Selain masjid tersebut, temuan arkeologi lainnya telah menambah keunggulan dari desa Al Bidya. Temuan yang dimaksud ialah sebuah kuburan setinggi 30 meter yang berasal dari tahun 2000 SM serta temuan lain yang berasal dari 200 SM, pada periode Helenistik.

Pantai barat laut Oman dan pantai timur UEA juga merupakan rumah bagi 11 kastil dari zaman Portugis. Menurut Bukhash, benteng tersebut dibangun oleh penjajah Portugis. Mereka datang pada 1508 dan membangun dua benteng di dekat Masjid Al Bidya. Menurut Bukash, penjajah Portugis membangun benteng ke manapun mereka pergi.

"Secara historis ini didirikan setiap kali seseorang ingin menempati suatu tempat. Itu salah satu bentuk perlindungan," ujarnya.

Masjid Al Bidya sempat mengalami proses pemulihan (restorasi). Pada 2008, pemerintah Fujairah membuat permintaan kepada pemerintah Kota Dubai untuk mengambil proyek restorasi. Bukhash mengatakan, mereka lantas melakukan pemugaran pada 2008 untuk masjid Fujairah tersebut.

 

Ia mengatakan, mereka membutuhkan waktu empat hingga enam bulan untuk memulihkannya dengan benar. Mereka harus melakukan restorasi sesuai dengan hukum internasional, yang berarti menggunakan lumpur, batu, dan material yang sama dengan yang digunakan untuk membangun masjid.

"Sejujurnya, kondisi masjid tidak terlalu buruk, jadi prosesnya tidak memakan banyak waktu. Kami menjaga strukturnya tetap sama, baru mengerjakan apa yang sudah ada," lanjutnya.

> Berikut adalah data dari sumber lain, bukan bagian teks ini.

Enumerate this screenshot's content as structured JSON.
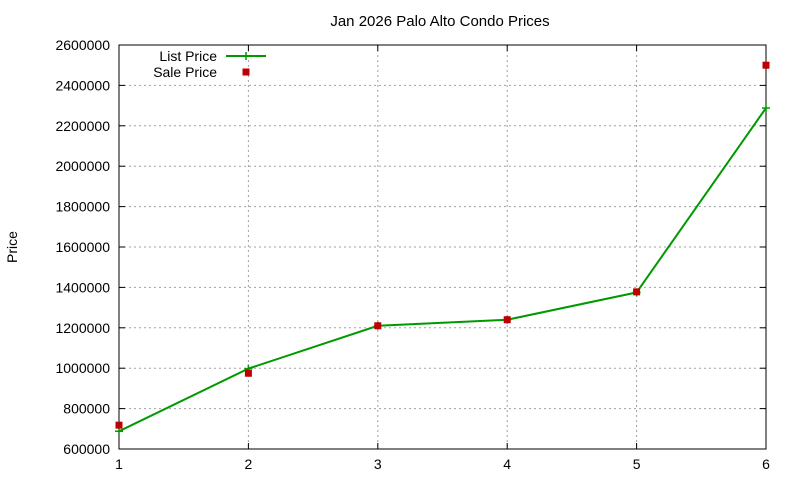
{
  "chart_data": {
    "type": "line",
    "title": "Jan 2026 Palo Alto Condo Prices",
    "xlabel": "",
    "ylabel": "Price",
    "x": [
      1,
      2,
      3,
      4,
      5,
      6
    ],
    "xlim": [
      1,
      6
    ],
    "ylim": [
      600000,
      2600000
    ],
    "x_ticks": [
      "1",
      "2",
      "3",
      "4",
      "5",
      "6"
    ],
    "y_ticks": [
      "600000",
      "800000",
      "1000000",
      "1200000",
      "1400000",
      "1600000",
      "1800000",
      "2000000",
      "2200000",
      "2400000",
      "2600000"
    ],
    "grid": true,
    "legend_position": "top-left",
    "series": [
      {
        "name": "List Price",
        "style": "linespoints",
        "marker": "plus",
        "color": "#009900",
        "values": [
          688000,
          998000,
          1210000,
          1240000,
          1375000,
          2288000
        ]
      },
      {
        "name": "Sale Price",
        "style": "points",
        "marker": "square",
        "color": "#c00000",
        "values": [
          718000,
          975000,
          1210000,
          1240000,
          1378000,
          2500000
        ]
      }
    ]
  }
}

Pemerintah Kota Dubai kemudian menambahkan rumah Imam serta area wudhu yang semuanya dibangun dengan batu alam dari pegunungan. Mereka juga menambahkan jalan setapak dan membuat perubahan kecil pada ruang masjid, agar lebih mudah bagi orang untuk berkeliling. Masjid tertua di UEA ini pun masih digunakan sebagai tempat sholat bagi umat Islam saat ini.

"Saat ini masjid tersebut memenuhi syarat sebagai Situs Warisan UNESCO, karena dianggap sebagai landmark dengan makna arkeologi yang unik untuk konteks dan lokasinya, karena ini adalah masjid tertua di UEA yang masih digunakan hingga saat ini," tambahnya.